The company has been investing in artificial intelligence technologies, as well as building the immersive world of the metaverse.
For months, Meta and other big technology companies have spent heavily to build artificial intelligence technologies, which show no immediate signs of yielding profits. For months, the companies have also delivered a consistent message about the investments: Trust us.
On Wednesday, Meta, which owns Facebook, Instagram and WhatsApp, showed it was not changing course. The company said it had spent $8.5 billion in the second quarter on computing infrastructure for A.I., building the immersive world of the metaverse and other expenses, up 33.4 percent from a year ago.
Meta also raised part of its spending forecast, saying its expenditures for the year would total $37 billion to $40 billion, up from a prior estimate of $35 billion to $40 billion.
Revenue for the second quarter was $39.1 billion, up 22 percent from a year earlier and above Wall Street estimates of $38.3 billion, according to data compiled by FactSet. Profit was $13.5 billion, up 73 percent from $7.8 billion a year earlier.

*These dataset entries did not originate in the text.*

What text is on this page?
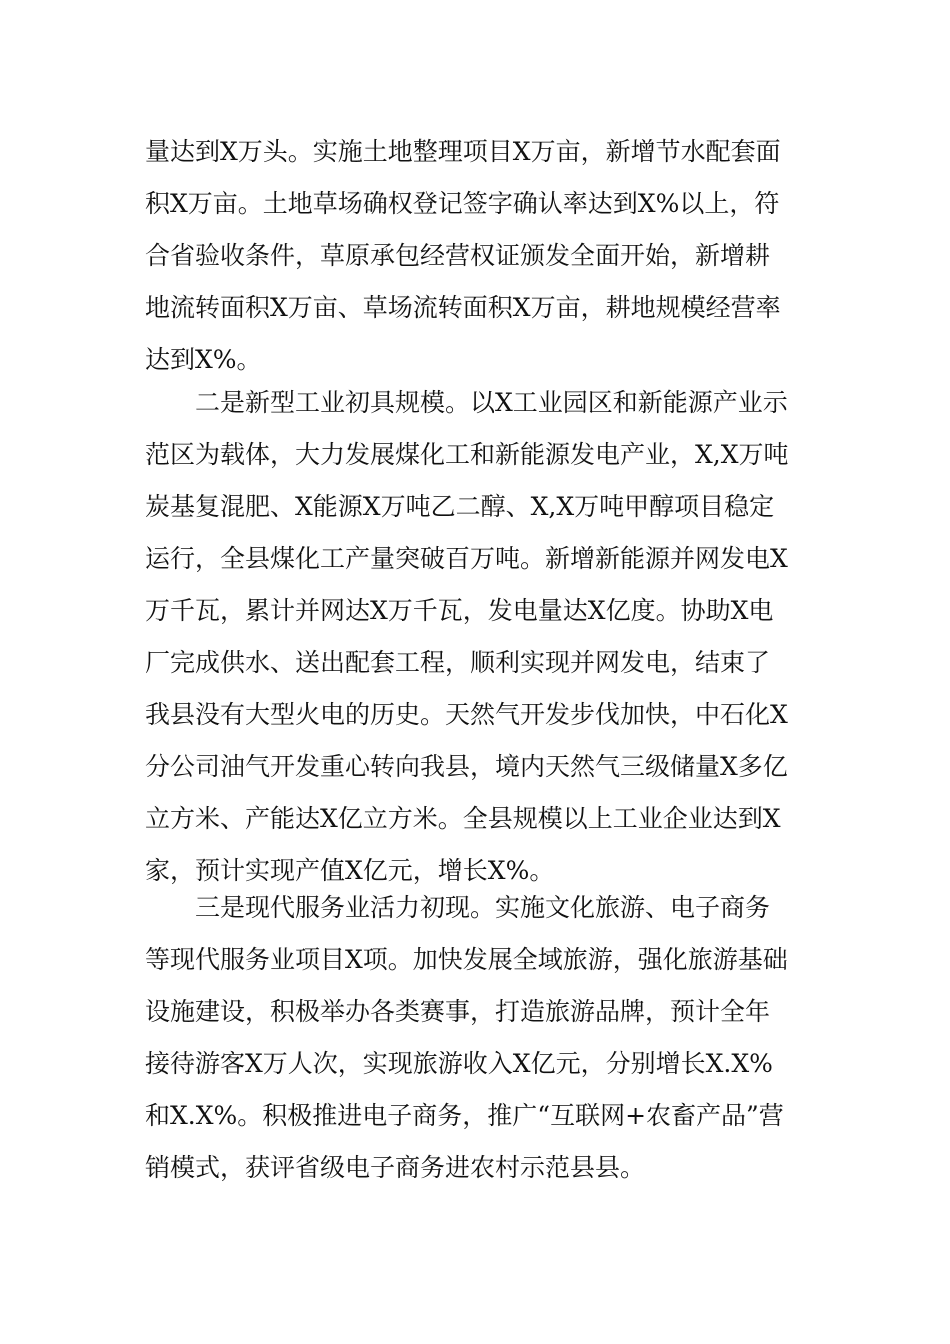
量达到X万头。实施土地整理项目X万亩，新增节水配套面
积X万亩。土地草场确权登记签字确认率达到X%以上，符
合省验收条件，草原承包经营权证颁发全面开始，新增耕
地流转面积X万亩、草场流转面积X万亩，耕地规模经营率
达到X%。
二是新型工业初具规模。以X工业园区和新能源产业示
范区为载体，大力发展煤化工和新能源发电产业，X,X万吨
炭基复混肥、X能源X万吨乙二醇、X,X万吨甲醇项目稳定
运行，全县煤化工产量突破百万吨。新增新能源并网发电X
万千瓦，累计并网达X万千瓦，发电量达X亿度。协助X电
厂完成供水、送出配套工程，顺利实现并网发电，结束了
我县没有大型火电的历史。天然气开发步伐加快，中石化X
分公司油气开发重心转向我县，境内天然气三级储量X多亿
立方米、产能达X亿立方米。全县规模以上工业企业达到X
家，预计实现产值X亿元，增长X%。
三是现代服务业活力初现。实施文化旅游、电子商务
等现代服务业项目X项。加快发展全域旅游，强化旅游基础
设施建设，积极举办各类赛事，打造旅游品牌，预计全年
接待游客X万人次，实现旅游收入X亿元，分别增长X.X%
和X.X%。积极推进电子商务，推广“互联网+农畜产品”营
销模式，获评省级电子商务进农村示范县县。
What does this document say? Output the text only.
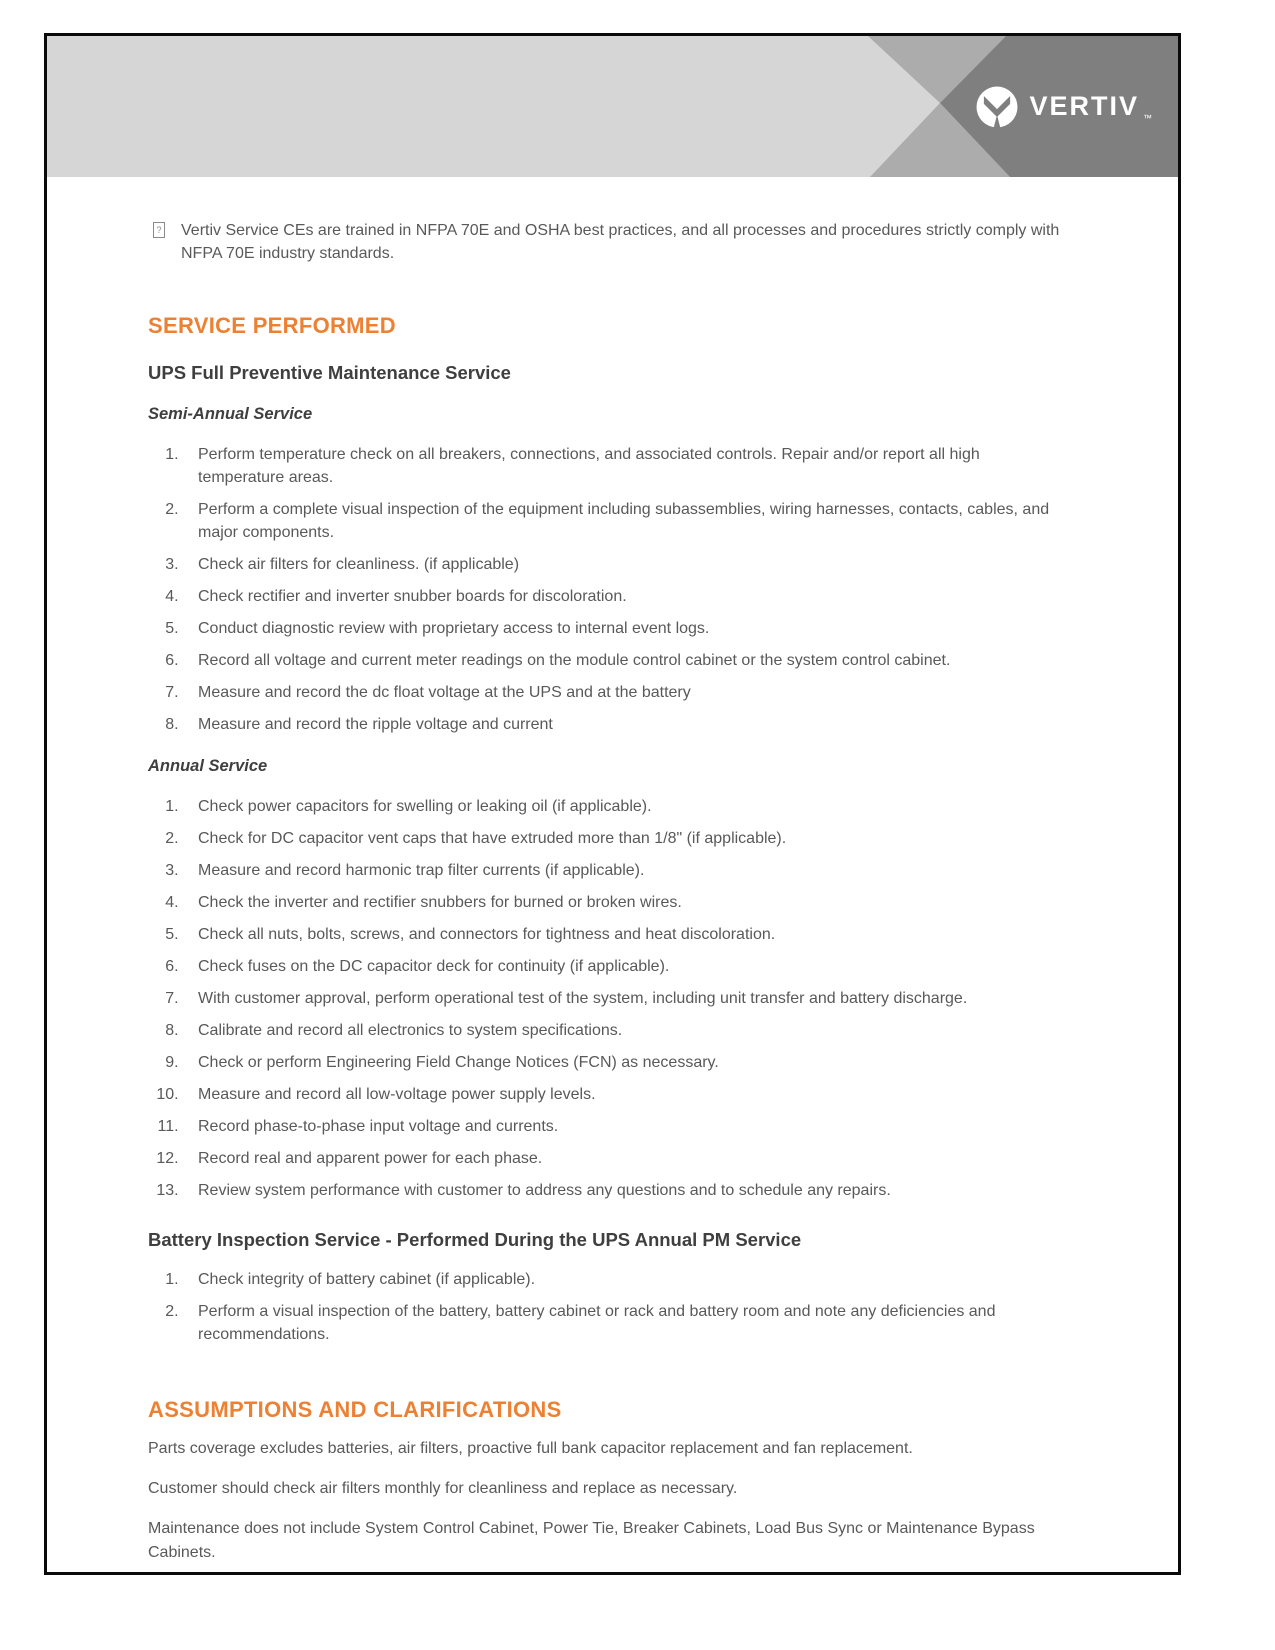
VERTIV ™
? Vertiv Service CEs are trained in NFPA 70E and OSHA best practices, and all processes and procedures strictly comply with NFPA 70E industry standards.

SERVICE PERFORMED
UPS Full Preventive Maintenance Service
Semi-Annual Service
1. Perform temperature check on all breakers, connections, and associated controls. Repair and/or report all high temperature areas.
2. Perform a complete visual inspection of the equipment including subassemblies, wiring harnesses, contacts, cables, and major components.
3. Check air filters for cleanliness. (if applicable)
4. Check rectifier and inverter snubber boards for discoloration.
5. Conduct diagnostic review with proprietary access to internal event logs.
6. Record all voltage and current meter readings on the module control cabinet or the system control cabinet.
7. Measure and record the dc float voltage at the UPS and at the battery
8. Measure and record the ripple voltage and current
Annual Service
1. Check power capacitors for swelling or leaking oil (if applicable).
2. Check for DC capacitor vent caps that have extruded more than 1/8" (if applicable).
3. Measure and record harmonic trap filter currents (if applicable).
4. Check the inverter and rectifier snubbers for burned or broken wires.
5. Check all nuts, bolts, screws, and connectors for tightness and heat discoloration.
6. Check fuses on the DC capacitor deck for continuity (if applicable).
7. With customer approval, perform operational test of the system, including unit transfer and battery discharge.
8. Calibrate and record all electronics to system specifications.
9. Check or perform Engineering Field Change Notices (FCN) as necessary.
10. Measure and record all low-voltage power supply levels.
11. Record phase-to-phase input voltage and currents.
12. Record real and apparent power for each phase.
13. Review system performance with customer to address any questions and to schedule any repairs.
Battery Inspection Service - Performed During the UPS Annual PM Service
1. Check integrity of battery cabinet (if applicable).
2. Perform a visual inspection of the battery, battery cabinet or rack and battery room and note any deficiencies and recommendations.
ASSUMPTIONS AND CLARIFICATIONS

Parts coverage excludes batteries, air filters, proactive full bank capacitor replacement and fan replacement.

Customer should check air filters monthly for cleanliness and replace as necessary.

Maintenance does not include System Control Cabinet, Power Tie, Breaker Cabinets, Load Bus Sync or Maintenance Bypass Cabinets.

Meta also signaled that its ad business remained strong. The company said it expected revenue of $38.5 billion to $41 billion for the current quarter, above Wall Street expectations of $39.3 billion.
Shares of Meta rose 5 percent in after-hours trading, after closing at $474.83.
Meta has continued to grow as its spending has come under increasing scrutiny. After an initial wave of enthusiasm for A.I. when OpenAI’s ChatGPT burst onto the scene in 2022, Wall Street has started to question how much money the technology can generate. Those concerns have been compounded by the billions of dollars that Meta has shoveled into building virtual reality and augmented reality headsets and glasses for the metaverse.
Meta has already cut one A.I. initiative that failed to gain traction — artificially intelligent characters based on Jane Austen, Snoop Dogg, MrBeast, Charli D’Amelio and other famous people that could chat across its messaging apps. The company unveiled the A.I. characters less than a year ago. The Information earlier reported the reversal.
Even so, Mark Zuckerberg, Meta’s chief executive, has bet on A.I. Before raising the annual spending forecast on Wednesday, his company had already upped it in April to $35 billion to $40 billion, up from a previous estimate of $30 billion to $37 billion. The moves are driven by heavy investments in A.I. infrastructure, including data centers; chip designs; and research and development.
Other tech giants have also been spending billions on A.I. Microsoft said on Tuesday that its capital expenses had totaled almost $19 billion last quarter, more than twice as much as two years earlier. Last week, Alphabet said its capital expenditures for the last quarter had surged 91 percent from a year earlier.